Swackhammer v. Kroger Co., Unpublished Decision (11-20-2003)
This text of 2003 Ohio 6191 (Swackhammer v. Kroger Co., Unpublished Decision (11-20-2003)) is published on Counsel Stack Legal Research, covering Ohio Court of Appeals primary law. Counsel Stack provides free access to over 12 million legal documents including statutes, case law, regulations, and constitutions.
Opinion
{¶ 2} In February 1999, appellant was shopping at a Kroger grocery store on Sunbury Road in Columbus when she slipped on spilled cooking oil and injured her knee. She obtained assistance from a Kroger employee to whom she showed the spill. As they were discussing the accident, another Kroger employee arrived on the scene and spread cat litter on the spill. A Metropolitan employee, who was cleaning in another part of the store, learned of the spill over the intercom and proceeded to the area to clean up the spill. Depositions by appellant and several others indicated some discrepancy as to whether the cooking oil bottle was present at the location of the spill, either prior to the accident or at the time Kroger employees arrived at the scene.
{¶ 3} In January 2001, appellant and plaintiff-appellee, Larry Swackhammer, filed a cause of action alleging that Kroger negligently failed to clean and/or secure the spill, and that this failure proximately caused appellant's injury. In April 2003, the trial court granted motions for summary judgment by Kroger and Metropolitan based upon its conclusion that:
* * * [E]ven assuming that a Kroger employee did in fact pick up the cooking oil bottle, there is no evidence that the oil was on the ground for an excessive amount of time. In fact, the evidence seems to suggest that it was not there for long. Plaintiff herself gave deposition testimony to the effect that there were no footprints or cart tracks through the oil and none of the deposition testimony of the Kroger employees reveals that they knew of the spill, until Plaintiff's slip.
{¶ 4} Appellant now assigns the following as error:
In this slip and fall negligence action, the trial court erred in granting the Defendant-Appellees' motions for summary judgment where one of the Defendant-Appellees admitted that the cooking oil container had been removed from the spill site, that the spill site was proximally located near the cash registers where Plaintiff-Appellant offered evidence that there were no warning signs in place and the cooking oil container had been removed from the spill site.

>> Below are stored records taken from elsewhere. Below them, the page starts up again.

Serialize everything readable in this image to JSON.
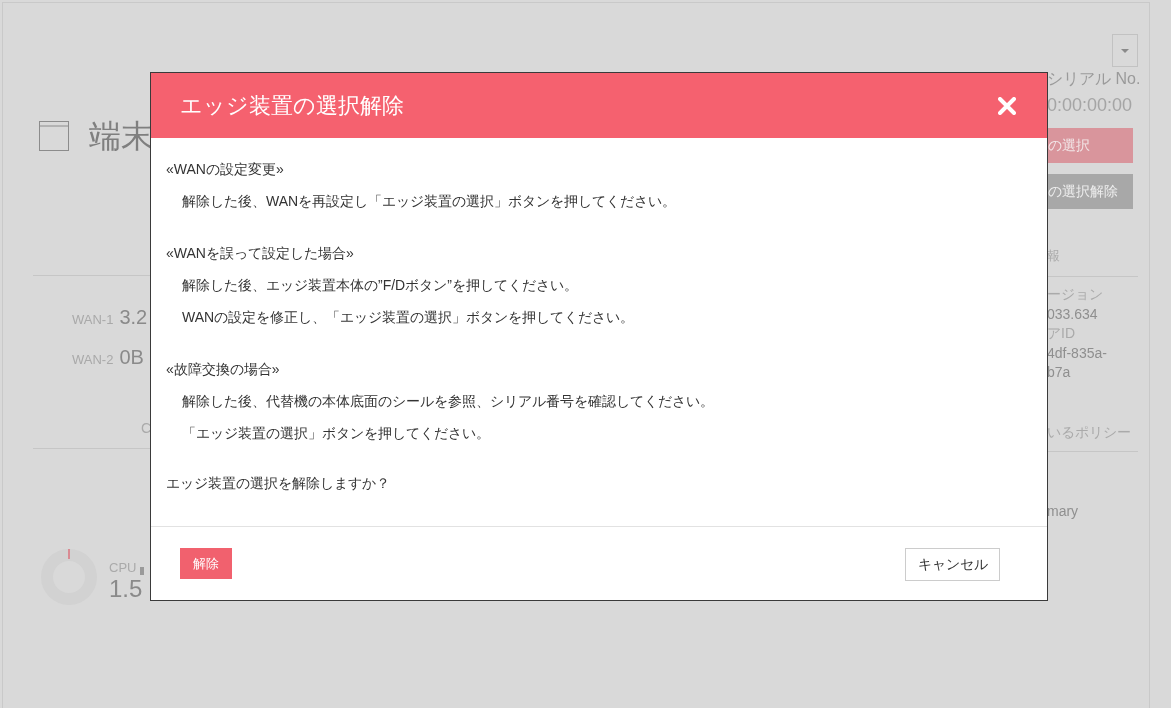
{
  "background": {
    "left": {
      "title": "端末",
      "wan": [
        {
          "label": "WAN-1",
          "value": "3.2"
        },
        {
          "label": "WAN-2",
          "value": "0B"
        }
      ],
      "column_fragment": "C",
      "cpu": {
        "label": "CPU",
        "value": "1.5"
      }
    },
    "right": {
      "serial_label": "シリアル No.",
      "serial_value": "0:00:00:00",
      "buttons": [
        {
          "label": "の選択",
          "kind": "primary"
        },
        {
          "label": "の選択解除",
          "kind": "secondary"
        }
      ],
      "info_heading": "報",
      "info_lines": [
        "ージョン",
        "033.634",
        "アID",
        "4df-835a-",
        "b7a"
      ],
      "policy_heading": "いるポリシー",
      "policy_value": "mary"
    }
  },
  "dialog": {
    "title": "エッジ装置の選択解除",
    "sections": [
      {
        "heading": "«WANの設定変更»",
        "lines": [
          "解除した後、WANを再設定し「エッジ装置の選択」ボタンを押してください。"
        ]
      },
      {
        "heading": "«WANを誤って設定した場合»",
        "lines": [
          "解除した後、エッジ装置本体の”F/Dボタン”を押してください。",
          "WANの設定を修正し、「エッジ装置の選択」ボタンを押してください。"
        ]
      },
      {
        "heading": "«故障交換の場合»",
        "lines": [
          "解除した後、代替機の本体底面のシールを参照、シリアル番号を確認してください。",
          "「エッジ装置の選択」ボタンを押してください。"
        ]
      }
    ],
    "question": "エッジ装置の選択を解除しますか？",
    "confirm": "解除",
    "cancel": "キャンセル"
  }
}
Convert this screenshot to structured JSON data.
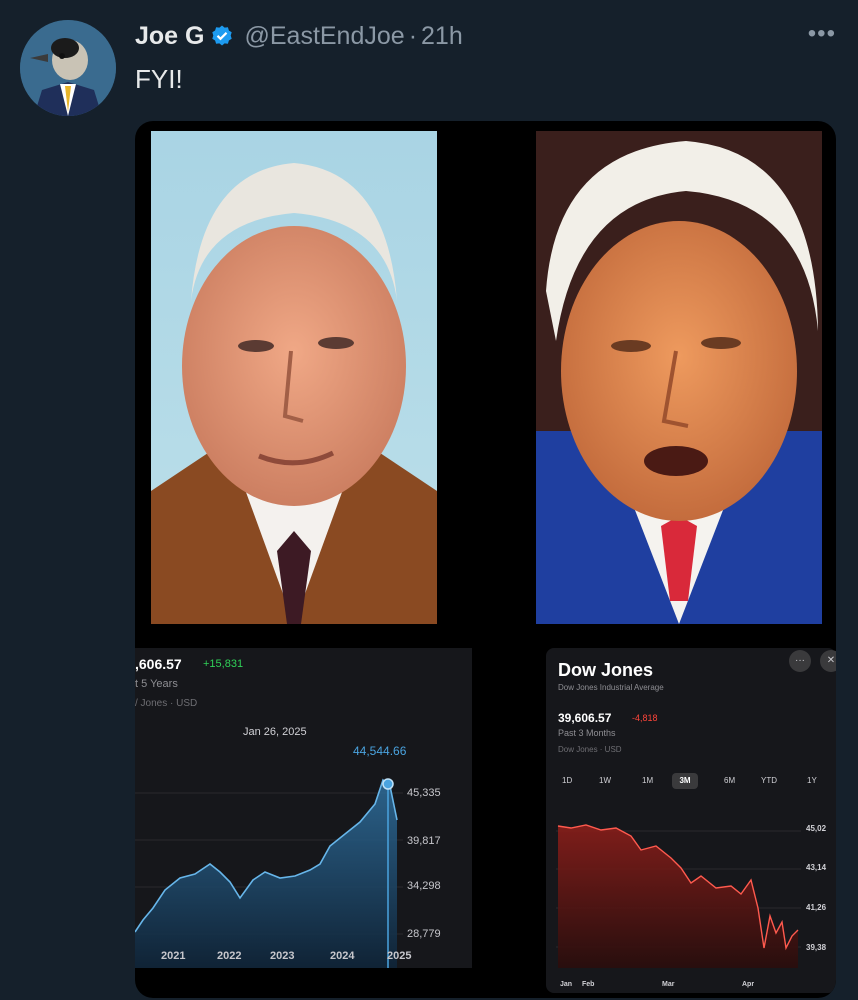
{
  "tweet": {
    "author_name": "Joe G",
    "handle": "@EastEndJoe",
    "separator": "·",
    "time": "21h",
    "text": "FYI!",
    "more_icon": "ellipsis-icon",
    "verified_icon": "verified-badge-icon"
  },
  "left_chart": {
    "value_partial": ",606.57",
    "change": "+15,831",
    "period_partial": "t 5 Years",
    "source_partial": "/ Jones · USD",
    "tooltip_date": "Jan 26, 2025",
    "tooltip_value": "44,544.66",
    "y_ticks": [
      "45,335",
      "39,817",
      "34,298",
      "28,779"
    ],
    "x_ticks": [
      "2021",
      "2022",
      "2023",
      "2024",
      "2025"
    ]
  },
  "right_chart": {
    "title": "Dow Jones",
    "subtitle": "Dow Jones Industrial Average",
    "value": "39,606.57",
    "change": "-4,818",
    "period": "Past 3 Months",
    "source": "Dow Jones · USD",
    "ranges": [
      "1D",
      "1W",
      "1M",
      "3M",
      "6M",
      "YTD",
      "1Y"
    ],
    "selected_range": "3M",
    "y_ticks": [
      "45,02",
      "43,14",
      "41,26",
      "39,38"
    ],
    "x_ticks": [
      "Jan",
      "Feb",
      "Mar",
      "Apr"
    ],
    "more_button": "···",
    "close_button": "✕"
  },
  "colors": {
    "background": "#15202b",
    "positive": "#30d158",
    "negative": "#ff453a",
    "chart_blue": "#4aa3df",
    "verified": "#1d9bf0"
  },
  "chart_data": [
    {
      "type": "area",
      "title": "",
      "x": [
        "2021",
        "2022",
        "2023",
        "2024",
        "2025"
      ],
      "series": [
        {
          "values": [
            30000,
            36000,
            33500,
            37500,
            42500,
            44544.66
          ]
        }
      ],
      "y_ticks": [
        45335,
        39817,
        34298,
        28779
      ],
      "annotation": {
        "date": "Jan 26, 2025",
        "value": 44544.66
      }
    },
    {
      "type": "area",
      "title": "Dow Jones",
      "x": [
        "Jan",
        "Feb",
        "Mar",
        "Apr"
      ],
      "series": [
        {
          "values": [
            44800,
            44500,
            43500,
            42000,
            41500,
            39606.57
          ]
        }
      ],
      "y_ticks": [
        45020,
        43140,
        41260,
        39380
      ]
    }
  ]
}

{¶ 5} Appellate review of summary judgment motions is de novo. Helton v. Scioto Cty. Bd. of Commrs. (1997),
{¶ 6} When a motion for summary judgment has been supported by proper evidence, a non-moving party may not rest on the mere allegations of his pleading, but his response, by affidavit or as otherwise provided in Civ.R. 56, must set forth specific facts showing that there is a genuine triable issue. Civ.R. 56(E); Jackson v. Alert Fire Safety Equip., Inc. (1991),
{¶ 7} This case is factually similar to those set forth in Barker v. Wal-Mart Stores, Inc., Franklin App. No. 01AP-658, 2001-Ohio-8854, in which a store patron was injured when he slipped and fell on some clear liquid which was later identified as coming from a cracked bottle of recreational vehicle wash. At issue in that case was whether the plaintiff sufficiently demonstrated an issue of fact as to whether the store had either actual or constructive knowledge of the spill and, thus, breached a duty to promptly remove it or to warn the plaintiff of its existence. In upholding the trial court's granting of summary judgment for defendant, this court stated:
In the final analysis, plaintiff has not presented evidence that a genuine issue of material fact exists about whether defendant had actual knowledge of the RV wash fluid on the floor before plaintiff fell. Plaintiff presented no evidence that anyone knew the fluid was on the floor before plaintiff fell, nor did he present any evidence, other than conjecture, of how the RV wash bottle got on the floor and cracked open, resulting in leakage of the slippery fluid onto the floor. * * *
{¶ 8} Given the lack of evidence that Wal-Mart had actual knowledge of the spill, we found that Barker would have had to present evidence as to the length of time the hazard existed. There again, Barker failed to meet his burden of production, since he presented no evidence of how long the substance was on the floor prior to his fall. Following Sweet v. Big Bear Stores Co. (1952),
{¶ 9} In the case at bar, appellant's evidence did not support either a finding that appellees knew of the spill prior to her fall or that the oil had been on the floor long enough that appellees could be deemed to have constructive knowledge of the spill. Appellant attempts to show that the absence of the leaking bottle demonstrates that someone had removed the bottle from the scene, and assert that a Kroger employee must have learned of the spill, removed the bottle, but did nothing further to address the problem. However, this is mere conjecture, and the trial court properly concluded that the presence or absence of the bottle was not pertinent to the question of how long the spill was there and whether the store knew or should have known of the spill.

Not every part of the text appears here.